T-Bone Burnett--"Kill Switch" (mp3)

I have written previously about songs that mean more to me than perhaps they should, songs that are more than the sum of their parts. Here is another one:

"Kill Switch" comes off of T-Bone Burnett's Cd from 17 years ago, The Criminal Under My Own Hat.

I last touched base with T-Bone during the Robert Plant and Allison Kraus tour last year. Not only did T-Bone produce the Cd, but he also seemed to be the band director, or at least a player in the band, for the tour. He even played one of his own songs during the tour, but I can't remember what it was. I recognized it, but I don't think it's from this Cd.

T-Bone is a quirky songwriter. Some of his stuff is kind of hard to listen to. His wife is Sam Phillips. They caused something of a scandal when they hooked up while she was a Christian singer. I don't know if he turned her to the dark side of the Force or what, but I do know that he is a pretty complex songwriter.

Surprisingly, then, "Kill Switch" works because of its very simple lyrics:

We killed them at the palace, Babe
And we murdered them in Rome
We knocked them all dead, Babe
Then we brought it all back home

The big heat is coming down
Like hail from the sky
Don't look for me in the morning, Babe
Only kiss me goodbye

There are those who play for money, Babe
There are those who play for fame
There are still those who only play
For the love of the game

It also works because of a dobro signature that introduces the song and fills between verses, played by the legendary Jerry Douglas.

Now, I have a friend, a guy who is on an eternal search to find the next Stevie Ray Vaughn, who says he saw a dobro player who is better than Jerry Douglas. Jerry is considered in most circles to be the greatest dobro player in the world. When my friend says that he has heard someone better, I don't believe him.

I will concede faster, smoother, more relevant, whatever you like. But better, no way.

Here, as in other places, and often on Allison Kraus songs, Jerry's work makes the song better.

As for the lyrics, all of the lines in the first verse have double meanings, meanings that ultimately center on musical performers as the ones who "murdered them in Rome" or only play for "the love of the game." The second verse would seem to suggest a kind of "kill switch" for the human race

I don't know what the title "Kill Switch" means literally, but it also seems fitting for the last song on an album, kind of a way of shutting the whole thing down definitively, the way the song does that with its terse commentary.
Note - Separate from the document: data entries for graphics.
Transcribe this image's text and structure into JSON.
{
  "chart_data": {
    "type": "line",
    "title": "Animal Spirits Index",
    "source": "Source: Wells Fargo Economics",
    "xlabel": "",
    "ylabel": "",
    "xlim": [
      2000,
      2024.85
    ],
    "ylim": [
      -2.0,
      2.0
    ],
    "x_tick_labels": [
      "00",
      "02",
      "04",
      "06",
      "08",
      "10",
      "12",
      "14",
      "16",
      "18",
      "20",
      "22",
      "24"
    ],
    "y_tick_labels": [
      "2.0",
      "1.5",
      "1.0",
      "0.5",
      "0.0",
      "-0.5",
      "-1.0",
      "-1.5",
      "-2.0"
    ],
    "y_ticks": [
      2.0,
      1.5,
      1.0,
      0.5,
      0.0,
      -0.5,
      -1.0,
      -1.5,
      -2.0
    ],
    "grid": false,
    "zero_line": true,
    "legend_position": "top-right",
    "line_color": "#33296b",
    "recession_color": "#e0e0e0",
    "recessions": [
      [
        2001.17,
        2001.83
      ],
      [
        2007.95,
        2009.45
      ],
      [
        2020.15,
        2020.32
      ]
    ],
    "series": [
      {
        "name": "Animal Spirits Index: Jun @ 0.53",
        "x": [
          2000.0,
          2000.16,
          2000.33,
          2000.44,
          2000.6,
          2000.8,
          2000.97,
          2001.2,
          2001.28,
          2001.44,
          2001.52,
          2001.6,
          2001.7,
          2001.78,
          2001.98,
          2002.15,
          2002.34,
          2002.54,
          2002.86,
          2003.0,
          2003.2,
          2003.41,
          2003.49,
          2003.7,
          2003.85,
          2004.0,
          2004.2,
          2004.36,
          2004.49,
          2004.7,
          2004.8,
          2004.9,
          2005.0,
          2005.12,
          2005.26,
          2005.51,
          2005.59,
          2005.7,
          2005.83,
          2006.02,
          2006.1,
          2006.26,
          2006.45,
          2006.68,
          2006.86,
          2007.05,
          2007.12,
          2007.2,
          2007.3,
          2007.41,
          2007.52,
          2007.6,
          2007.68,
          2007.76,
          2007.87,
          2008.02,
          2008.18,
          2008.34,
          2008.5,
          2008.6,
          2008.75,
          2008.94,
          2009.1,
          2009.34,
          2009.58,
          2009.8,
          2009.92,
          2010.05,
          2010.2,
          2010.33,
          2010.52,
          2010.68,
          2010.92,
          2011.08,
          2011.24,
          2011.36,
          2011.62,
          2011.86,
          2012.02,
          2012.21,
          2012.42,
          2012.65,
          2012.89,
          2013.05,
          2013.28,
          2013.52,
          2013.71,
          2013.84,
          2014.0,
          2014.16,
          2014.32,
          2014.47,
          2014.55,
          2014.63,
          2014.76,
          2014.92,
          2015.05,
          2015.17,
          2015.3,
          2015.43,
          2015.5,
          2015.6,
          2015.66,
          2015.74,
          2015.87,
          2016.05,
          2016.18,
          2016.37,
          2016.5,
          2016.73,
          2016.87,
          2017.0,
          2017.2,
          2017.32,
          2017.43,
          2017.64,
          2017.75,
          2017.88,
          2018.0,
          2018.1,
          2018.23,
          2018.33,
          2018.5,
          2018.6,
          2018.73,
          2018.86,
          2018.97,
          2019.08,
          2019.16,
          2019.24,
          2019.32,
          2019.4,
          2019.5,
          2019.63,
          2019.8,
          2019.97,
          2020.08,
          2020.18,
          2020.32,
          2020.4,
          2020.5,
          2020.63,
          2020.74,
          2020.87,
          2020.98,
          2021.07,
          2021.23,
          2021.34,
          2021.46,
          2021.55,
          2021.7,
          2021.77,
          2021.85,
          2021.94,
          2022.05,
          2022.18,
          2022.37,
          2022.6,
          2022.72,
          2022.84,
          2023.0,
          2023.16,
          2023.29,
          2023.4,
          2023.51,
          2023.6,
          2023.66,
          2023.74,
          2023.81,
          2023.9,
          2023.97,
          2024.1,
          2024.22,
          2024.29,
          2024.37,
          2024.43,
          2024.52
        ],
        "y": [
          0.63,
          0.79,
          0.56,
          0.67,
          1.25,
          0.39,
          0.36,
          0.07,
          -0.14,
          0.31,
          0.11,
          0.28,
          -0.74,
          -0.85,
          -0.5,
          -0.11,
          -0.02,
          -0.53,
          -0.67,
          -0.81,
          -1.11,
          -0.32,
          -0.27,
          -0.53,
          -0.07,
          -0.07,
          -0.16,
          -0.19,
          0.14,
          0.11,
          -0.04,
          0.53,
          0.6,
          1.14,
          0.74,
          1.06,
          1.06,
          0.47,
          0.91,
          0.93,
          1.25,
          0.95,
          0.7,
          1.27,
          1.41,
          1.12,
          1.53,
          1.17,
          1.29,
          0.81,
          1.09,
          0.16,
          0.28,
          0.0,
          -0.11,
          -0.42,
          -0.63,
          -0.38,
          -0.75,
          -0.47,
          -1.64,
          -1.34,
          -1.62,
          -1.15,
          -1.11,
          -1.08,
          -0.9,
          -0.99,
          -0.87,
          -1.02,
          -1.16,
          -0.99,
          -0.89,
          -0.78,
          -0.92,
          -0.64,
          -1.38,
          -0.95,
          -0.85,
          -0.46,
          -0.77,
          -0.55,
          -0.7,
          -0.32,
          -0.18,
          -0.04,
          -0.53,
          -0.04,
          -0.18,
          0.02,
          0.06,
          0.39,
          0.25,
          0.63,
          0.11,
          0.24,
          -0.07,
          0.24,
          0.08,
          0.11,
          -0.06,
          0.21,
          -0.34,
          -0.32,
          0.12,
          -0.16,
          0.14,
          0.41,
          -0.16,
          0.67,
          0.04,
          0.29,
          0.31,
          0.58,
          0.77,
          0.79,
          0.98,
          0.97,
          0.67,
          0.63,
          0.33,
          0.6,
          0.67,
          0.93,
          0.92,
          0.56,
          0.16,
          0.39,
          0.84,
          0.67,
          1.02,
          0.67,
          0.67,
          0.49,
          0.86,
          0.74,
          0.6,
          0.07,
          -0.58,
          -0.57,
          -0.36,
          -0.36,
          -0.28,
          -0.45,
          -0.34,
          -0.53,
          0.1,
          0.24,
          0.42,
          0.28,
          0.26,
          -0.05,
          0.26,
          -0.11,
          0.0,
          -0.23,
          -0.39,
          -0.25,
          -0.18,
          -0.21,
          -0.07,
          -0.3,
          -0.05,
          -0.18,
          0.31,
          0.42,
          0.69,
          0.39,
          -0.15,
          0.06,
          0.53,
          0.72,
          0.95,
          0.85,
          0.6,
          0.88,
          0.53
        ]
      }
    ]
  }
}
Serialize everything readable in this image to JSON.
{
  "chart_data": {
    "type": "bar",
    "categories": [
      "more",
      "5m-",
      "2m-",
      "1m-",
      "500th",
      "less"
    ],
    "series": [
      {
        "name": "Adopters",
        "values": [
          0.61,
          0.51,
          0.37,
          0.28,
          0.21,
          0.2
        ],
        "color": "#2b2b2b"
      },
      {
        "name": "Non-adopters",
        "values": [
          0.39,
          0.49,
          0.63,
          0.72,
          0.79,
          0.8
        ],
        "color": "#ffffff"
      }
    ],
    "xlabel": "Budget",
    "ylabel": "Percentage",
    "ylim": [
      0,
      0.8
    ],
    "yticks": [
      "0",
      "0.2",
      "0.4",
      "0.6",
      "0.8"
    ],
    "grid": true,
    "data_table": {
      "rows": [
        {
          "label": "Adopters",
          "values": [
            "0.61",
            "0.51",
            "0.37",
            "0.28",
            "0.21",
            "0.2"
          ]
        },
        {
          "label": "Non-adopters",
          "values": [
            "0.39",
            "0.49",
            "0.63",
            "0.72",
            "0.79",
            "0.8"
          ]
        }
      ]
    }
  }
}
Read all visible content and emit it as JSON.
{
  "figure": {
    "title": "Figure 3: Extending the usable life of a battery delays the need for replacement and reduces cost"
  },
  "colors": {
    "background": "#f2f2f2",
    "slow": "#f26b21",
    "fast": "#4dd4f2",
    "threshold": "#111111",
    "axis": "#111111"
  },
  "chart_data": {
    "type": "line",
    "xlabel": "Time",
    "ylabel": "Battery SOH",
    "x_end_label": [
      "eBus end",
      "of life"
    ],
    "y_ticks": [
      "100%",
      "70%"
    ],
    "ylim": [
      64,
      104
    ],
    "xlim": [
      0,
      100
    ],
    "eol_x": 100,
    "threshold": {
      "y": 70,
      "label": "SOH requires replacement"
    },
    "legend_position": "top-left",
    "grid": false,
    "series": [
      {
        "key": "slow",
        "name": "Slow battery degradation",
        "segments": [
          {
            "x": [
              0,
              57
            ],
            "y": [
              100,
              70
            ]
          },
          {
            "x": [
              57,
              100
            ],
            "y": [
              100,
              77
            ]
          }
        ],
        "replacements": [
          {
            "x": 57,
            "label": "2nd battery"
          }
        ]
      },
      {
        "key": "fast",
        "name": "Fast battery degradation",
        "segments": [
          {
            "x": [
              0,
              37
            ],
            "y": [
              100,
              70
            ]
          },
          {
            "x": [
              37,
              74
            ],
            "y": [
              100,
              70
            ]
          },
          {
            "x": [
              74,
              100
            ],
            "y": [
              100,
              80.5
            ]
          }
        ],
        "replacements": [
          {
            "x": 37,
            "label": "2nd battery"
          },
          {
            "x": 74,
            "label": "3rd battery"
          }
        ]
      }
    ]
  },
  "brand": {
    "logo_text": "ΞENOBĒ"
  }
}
Its simplicity reminds me of Neil Young's "Hey, Hey, My, My" song about Johnny Rotten, Elvis, and other who either "burned out" or "faded away." "Kill Switch" reminds us that art can stand for something besides money--it can stand for a connection with audience, a joy in and of itself, or even, as Robert Frost once said, "a momentary stay against the confusion." And if the "big heat" is coming, we're going to need that musical relief.

"There are still those who only play/For the love of the game." Others have said it before T-Bone, but his voice, his melody, his music, his musicians all combine to drive the point home perhaps more poignantly.

"Kill Switch" is available at Itunes on Twenty Twenty: The Essential T-Bone Burnett. By the way, I always heard the second stanza as "The Big Heat is coming down/ Like Hell from the sky." The Internet transcriber I found does not agree with me.


HBF said...

"His wife is Sam Phillips. "

His wifw WAS Sam Phillips - they are now divorced .....

Bob said...

Oh, I didn't know that. I have some of her stuff, but the last time I saw her was in the 3rd Die Hard movie where she plays a mute terrorist companion to Jeremy Irons.